Il est énuméré, en Russe, les services web de la compagnie perturbés. Crédit : Siècle Digital

Belarusian Cyber-Partisans, un groupe de cyberactivistes créé en 2020

Belarusian Cyber-Partisans est un rassemblement pro-démocratie d’une grosse vingtaine d’experts en informatiques créée après les manifestations en Biélorussie de 2020. Le mouvement est né contre la réélection très contestée d’Alexandre Loukachenko et sa politique de rapprochement avec la Russie. Il avait été très violemment réprimé.

Les hackitistes ont promis de fournir les clés pour déchiffrer des bases de données épargnées contre la libération de 50 prisonniers politiques, le pays en compterait près de 1000. Il a également exigé que les troupes russes soient empêchées d’entrer sur le territoire.

Le Guardian rapporte qu’un groupe Telegram, tenu par des personnes se présentant comme des cheminots, a décompté le passage de 33 trains militaires russes en Biélorussie et que 200 sont attendus en tout. Le ministère de la défense biélorusse a confirmé au Washington Post, le 24 janvier, l’arrivée d’un nombre non défini de soldats et équipements russes dans le cadre d’un exercice militaire conjoint prévu en février.

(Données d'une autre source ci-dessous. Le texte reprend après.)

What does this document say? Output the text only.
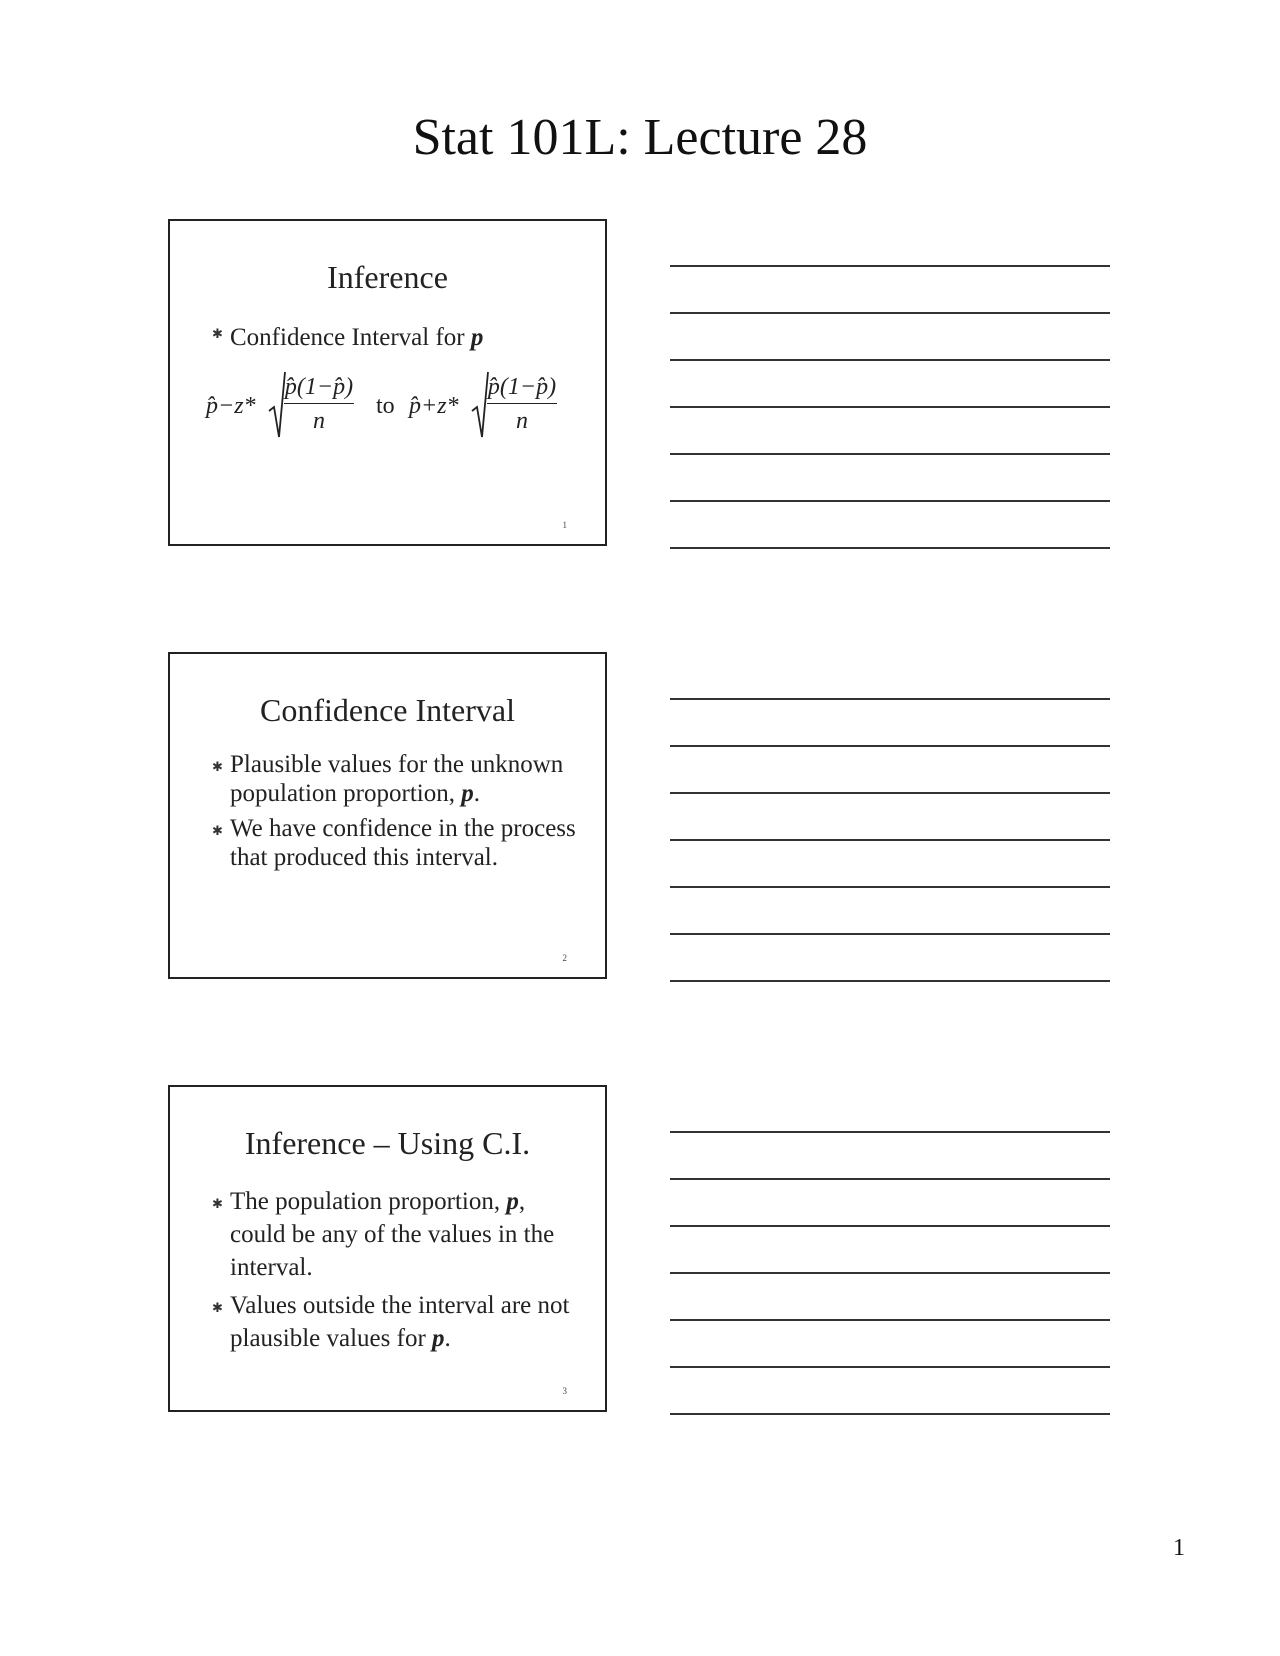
Stat 101L: Lecture 28
Inference
✱ Confidence Interval for p
p̂−z* $\frac{p̂(1-p̂)}{n}$ to p̂+z* $\frac{p̂(1-p̂)}{n}$
1
Confidence Interval
✱ Plausible values for the unknown population proportion, p.
✱ We have confidence in the process that produced this interval.
2
Inference – Using C.I.
✱ The population proportion, p, could be any of the values in the interval.
✱ Values outside the interval are not plausible values for p.
3
1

La place du cyberespace dans les tensions entre la Russie et l’Ukraine

Le contexte régional est toutefois légèrement différent que lors des exercices des années précédentes. Fin 2021 la Russie a entassé 100 000 hommes aux frontières de l’Ukraine. Une cyberattaque a également bloqué l’accès à 80 sites gouvernementaux ukrainien le 14 janvier.

L’administration Biden multiplie les déclarations alarmistes sur une éventuelle invasion du pays par la Russie. Le 24 janvier les familles des personnels diplomatiques ont reçu l’ordre d’évacuer par le département d’État. L’Union européenne comme l’Ukraine considère que les États-Unis dramatisent la situation, tandis qu’Emmanuel Macron doit s’entretenir avec Vladimir Poutine sur la situation le 28 janvier.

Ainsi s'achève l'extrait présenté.